In slightly more than a decade narcotics had become inseparable from the security of Washington's closest ally in Asia, China, and were playing a significant role in the development of Japan's foreign policy. It scarcely mattered whether high-level Japanese officials in Tokyo actually countenanced a policy of using drugs as a weapon of war in China at any time in the 1930s; what was important was the perception, especially in Washington, that they were doing so. In sum the drug scene in East Asia in the 1930s announced the opening of an era in which antidrug policy would become an important, if not well known, aspect of the foreign policy of many nations.

Developments in Latin America during the 1930s also offered an indication of how drugs could undermine political stability and civic order and thereby have a deleterious effect upon a nation's security. Shipments of illicit narcotics from Europe to Central America, which presumably were destined for the United States, nearly destabilized the Honduran government in the mid-1930s. While urging Honduras to deal more forcefully with the situation, Fuller and Anslinger were unable to determine the accuracy of reports alleging the involvement of North Americans in the trade.

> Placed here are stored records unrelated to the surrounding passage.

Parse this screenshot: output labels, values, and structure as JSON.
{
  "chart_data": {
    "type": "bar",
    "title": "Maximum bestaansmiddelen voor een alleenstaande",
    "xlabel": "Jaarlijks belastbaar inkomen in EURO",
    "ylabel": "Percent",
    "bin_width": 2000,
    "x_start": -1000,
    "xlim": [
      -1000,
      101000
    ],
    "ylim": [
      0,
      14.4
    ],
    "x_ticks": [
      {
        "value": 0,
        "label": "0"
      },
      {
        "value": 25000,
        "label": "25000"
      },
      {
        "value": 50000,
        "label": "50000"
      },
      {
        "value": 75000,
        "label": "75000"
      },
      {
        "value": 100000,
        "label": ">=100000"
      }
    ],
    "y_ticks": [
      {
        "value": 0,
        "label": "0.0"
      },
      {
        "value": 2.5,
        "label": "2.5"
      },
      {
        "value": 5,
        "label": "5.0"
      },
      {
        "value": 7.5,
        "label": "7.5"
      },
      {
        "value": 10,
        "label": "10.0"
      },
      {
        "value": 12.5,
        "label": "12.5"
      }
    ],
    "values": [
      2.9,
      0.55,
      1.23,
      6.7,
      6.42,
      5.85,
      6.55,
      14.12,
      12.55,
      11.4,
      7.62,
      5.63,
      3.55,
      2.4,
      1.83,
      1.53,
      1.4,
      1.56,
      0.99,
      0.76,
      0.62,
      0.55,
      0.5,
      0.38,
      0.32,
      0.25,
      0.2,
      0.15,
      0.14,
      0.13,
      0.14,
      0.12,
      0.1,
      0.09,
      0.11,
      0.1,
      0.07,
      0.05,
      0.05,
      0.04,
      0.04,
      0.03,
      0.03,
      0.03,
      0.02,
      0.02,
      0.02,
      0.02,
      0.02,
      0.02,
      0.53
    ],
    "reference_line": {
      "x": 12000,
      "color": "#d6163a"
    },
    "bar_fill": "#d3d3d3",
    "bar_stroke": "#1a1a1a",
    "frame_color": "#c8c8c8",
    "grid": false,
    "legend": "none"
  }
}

That U.S. officials endeavored to influence the drug control policies of other countries partly resulted from a decision made by the League of Nations and reflected a tactical departure by Washington from its former hostility toward league-sponsored antinarcotic activities. The 1931 Manufacturing Limitation Convention had urged all countries, at the behest of the United States, to create an independent drug control office. In fact, the league singled out the Federal Bureau of Narcotics as a bureaucratic model that others might profitably adopt. Honduras, however, had neither the will nor the resources to follow the U.S. example.

More than any other country in the 1930s and early 1940s, with the possible exception of China, Mexico tested the limits of U.S. drug foreign policy. Would the United States be able to replicate abroad, whether through persuasion or coercion, its own restrictive approach to drug control? One prominent official in Mexico, Leopoldo Salazar Viniegra, did not believe that U.S. policy was worth emulating, a view essentially shared by domestic critics of Anslinger and the FBN. As a result of his dissent from Washington's supply-side philosophy, Salazar found himself the object of intense public and diplomatic pressures that proved impossible to resist. In August 1939 he was forced from office as head of the Federal Narcotics Service and was immediately replaced by an individual more inclined to follow the lead of the Department of State and the FBN. The change in personnel did not soon lead, however, to a noticeable improvement in the drug situation at the U.S.–Mexican border. That did not occur until World War II, when the two nations experienced limited success in controlling drugs. Even then progress seems to have reflected as much the decline in wartime demand for illicit drugs as a victory for control at the source.